В этот миг правая ущипнула меня за ягодицу. Я непристойно подпрыгнул и заметался туда–сюда, вопя:
— Свяжи–и–те меня! Несите канаты-ы! Нару–у–чники-и!
Зинаида Афанасьевна в обмороке скатилась с дивана. Ведьмы дружно, воинственно взвыли “Ф–ы–ыы!” — и, схватив по ножке от стула, стали гонять меня по комнатушке. Гутен морген!
— “Скорую психиатрическую”! — крикнул милиционер.

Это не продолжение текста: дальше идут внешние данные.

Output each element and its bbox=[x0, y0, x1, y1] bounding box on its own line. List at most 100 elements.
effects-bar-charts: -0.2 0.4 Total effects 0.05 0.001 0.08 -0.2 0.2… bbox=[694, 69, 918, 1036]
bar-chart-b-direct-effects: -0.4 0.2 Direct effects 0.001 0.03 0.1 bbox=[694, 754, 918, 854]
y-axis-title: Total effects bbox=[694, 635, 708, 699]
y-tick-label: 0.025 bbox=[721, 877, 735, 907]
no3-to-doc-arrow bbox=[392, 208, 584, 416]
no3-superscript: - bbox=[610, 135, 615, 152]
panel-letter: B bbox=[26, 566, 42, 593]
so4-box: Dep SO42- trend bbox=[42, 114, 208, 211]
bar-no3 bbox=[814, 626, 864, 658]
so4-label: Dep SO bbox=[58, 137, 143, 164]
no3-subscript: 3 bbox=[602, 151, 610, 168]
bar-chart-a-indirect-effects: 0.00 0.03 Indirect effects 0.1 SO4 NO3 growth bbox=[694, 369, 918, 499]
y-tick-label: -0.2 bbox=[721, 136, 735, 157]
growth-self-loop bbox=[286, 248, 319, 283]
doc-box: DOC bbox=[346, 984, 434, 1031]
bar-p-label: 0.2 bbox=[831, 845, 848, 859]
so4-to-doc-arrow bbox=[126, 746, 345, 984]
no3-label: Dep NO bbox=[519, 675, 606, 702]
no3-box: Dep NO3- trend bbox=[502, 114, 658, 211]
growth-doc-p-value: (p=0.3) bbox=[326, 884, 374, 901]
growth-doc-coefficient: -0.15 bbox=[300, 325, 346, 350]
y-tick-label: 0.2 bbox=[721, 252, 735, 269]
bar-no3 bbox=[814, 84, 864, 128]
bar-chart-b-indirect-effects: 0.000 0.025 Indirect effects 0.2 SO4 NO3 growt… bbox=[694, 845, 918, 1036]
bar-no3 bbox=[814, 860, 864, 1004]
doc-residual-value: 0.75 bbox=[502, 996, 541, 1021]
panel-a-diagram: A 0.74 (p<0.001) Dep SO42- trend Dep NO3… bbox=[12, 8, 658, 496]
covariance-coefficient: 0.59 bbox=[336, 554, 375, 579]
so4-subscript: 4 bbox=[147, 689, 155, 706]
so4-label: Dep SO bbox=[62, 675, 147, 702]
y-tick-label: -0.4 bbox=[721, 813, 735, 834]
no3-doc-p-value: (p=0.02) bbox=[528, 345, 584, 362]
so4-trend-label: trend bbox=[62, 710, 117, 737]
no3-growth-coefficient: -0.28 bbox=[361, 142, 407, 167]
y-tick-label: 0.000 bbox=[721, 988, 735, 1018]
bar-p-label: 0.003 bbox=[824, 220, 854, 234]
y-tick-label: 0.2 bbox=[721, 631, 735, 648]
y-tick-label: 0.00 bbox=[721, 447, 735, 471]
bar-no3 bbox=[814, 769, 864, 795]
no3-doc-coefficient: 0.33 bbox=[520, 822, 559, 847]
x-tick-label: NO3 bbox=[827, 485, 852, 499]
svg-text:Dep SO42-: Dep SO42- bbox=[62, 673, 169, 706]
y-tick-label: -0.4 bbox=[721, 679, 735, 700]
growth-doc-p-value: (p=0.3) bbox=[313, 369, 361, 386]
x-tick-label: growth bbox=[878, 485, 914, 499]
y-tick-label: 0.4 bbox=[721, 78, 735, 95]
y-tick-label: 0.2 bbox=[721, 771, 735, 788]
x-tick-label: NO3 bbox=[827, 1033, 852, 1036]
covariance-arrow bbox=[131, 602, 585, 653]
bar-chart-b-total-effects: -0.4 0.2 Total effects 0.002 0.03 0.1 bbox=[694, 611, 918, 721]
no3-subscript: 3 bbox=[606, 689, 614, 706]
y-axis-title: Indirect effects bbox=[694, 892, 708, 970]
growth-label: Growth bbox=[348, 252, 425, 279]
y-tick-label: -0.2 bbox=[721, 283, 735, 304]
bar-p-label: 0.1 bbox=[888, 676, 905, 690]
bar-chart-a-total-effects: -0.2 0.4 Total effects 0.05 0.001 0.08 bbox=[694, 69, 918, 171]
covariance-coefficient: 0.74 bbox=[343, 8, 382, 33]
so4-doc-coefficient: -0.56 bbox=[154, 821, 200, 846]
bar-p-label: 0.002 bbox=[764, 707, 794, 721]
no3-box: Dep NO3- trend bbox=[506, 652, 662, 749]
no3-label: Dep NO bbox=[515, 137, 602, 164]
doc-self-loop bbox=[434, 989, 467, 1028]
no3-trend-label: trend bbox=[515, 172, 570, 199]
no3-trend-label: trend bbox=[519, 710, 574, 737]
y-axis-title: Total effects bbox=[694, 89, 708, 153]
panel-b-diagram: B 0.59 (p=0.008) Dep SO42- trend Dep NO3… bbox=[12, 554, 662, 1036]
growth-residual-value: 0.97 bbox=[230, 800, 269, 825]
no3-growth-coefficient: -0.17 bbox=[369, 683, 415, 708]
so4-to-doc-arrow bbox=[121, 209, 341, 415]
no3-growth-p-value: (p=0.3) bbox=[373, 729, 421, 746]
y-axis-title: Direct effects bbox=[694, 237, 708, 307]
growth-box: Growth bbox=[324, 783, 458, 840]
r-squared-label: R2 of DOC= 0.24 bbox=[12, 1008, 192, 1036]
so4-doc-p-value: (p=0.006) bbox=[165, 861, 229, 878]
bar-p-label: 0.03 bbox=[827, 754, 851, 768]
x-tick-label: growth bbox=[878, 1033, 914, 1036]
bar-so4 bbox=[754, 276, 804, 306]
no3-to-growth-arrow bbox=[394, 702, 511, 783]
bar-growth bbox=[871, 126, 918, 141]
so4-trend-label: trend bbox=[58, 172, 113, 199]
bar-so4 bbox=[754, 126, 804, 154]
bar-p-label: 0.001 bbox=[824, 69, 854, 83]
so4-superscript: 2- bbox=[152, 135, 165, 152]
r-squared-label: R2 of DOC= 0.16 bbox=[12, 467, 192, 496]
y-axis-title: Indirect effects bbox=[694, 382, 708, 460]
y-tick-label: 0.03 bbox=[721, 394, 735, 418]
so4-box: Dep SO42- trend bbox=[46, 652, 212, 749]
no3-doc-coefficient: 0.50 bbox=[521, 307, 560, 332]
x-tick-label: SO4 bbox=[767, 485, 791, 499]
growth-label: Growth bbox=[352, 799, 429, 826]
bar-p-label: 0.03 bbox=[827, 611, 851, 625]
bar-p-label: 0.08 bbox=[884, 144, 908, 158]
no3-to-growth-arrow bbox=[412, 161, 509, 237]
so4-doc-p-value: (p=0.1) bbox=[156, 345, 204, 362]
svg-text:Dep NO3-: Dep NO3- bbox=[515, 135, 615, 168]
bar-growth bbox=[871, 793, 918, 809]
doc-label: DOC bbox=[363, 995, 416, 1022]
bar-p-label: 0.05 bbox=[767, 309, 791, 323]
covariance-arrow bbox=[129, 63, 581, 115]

Забинтованный порскнул вон. А меня уже били, зажав в углу. Я надеялся потерять сознание и в таком виде сдаться властям. Но не тут–то было! Руки, разгадав мою цель, за волосы подтащили тело к распахнутому окну и силой вздернули на подоконник.
— Стой, дурак!
— Пыркин, не смейте!
— Пальни в него разок, гутен морген!
— Ве–е–ечерний зво–о–н-н…
— А–а–а-а-а!..
Я кувыркнулся с четвертого этажа. Руки вырвали меня из затхлой коробочки с ее ведьмами, тараканами, кучей мусора, милиционером… Пожарная каланча опрокинулась и встала на место. Я поднялся с тротуара невредим. Поднялся и побежал, куда глаза глядят. Шуми, шуми, послушное ветрило…
Ну, вот. Рассвет.
О, Кесарь… э… эк… ш-ш… р–р–раскинулось м-море… шир–ро–око…
Они проснулись!
…я не я и мор–рда не моя!..
О, Кесарь, Кесарь, как страшно быть изгоем… как страшно и обидно…
Б–э–э-э–э–э!..
Письмо второе
Пыркин — Кесарю
Знобит…
Неделю провел в бегах. Мне угрожает опасность. Пришлось заметать следы. Новое мое убежище — чердак с разбитым окном и дырявой крышей.
Дай–то Бог успеть написать историю моей болезни! Уповаю на то, что эта исповедь выявит угрозу гибельной эпидемии и заставит высокие умы принять срочные меры для спасения вашего общества, а может быть, и всего человечества. Поверьте, единственно мысль о человечестве поддерживает меня, не дает покориться воле обстоятельств до конца.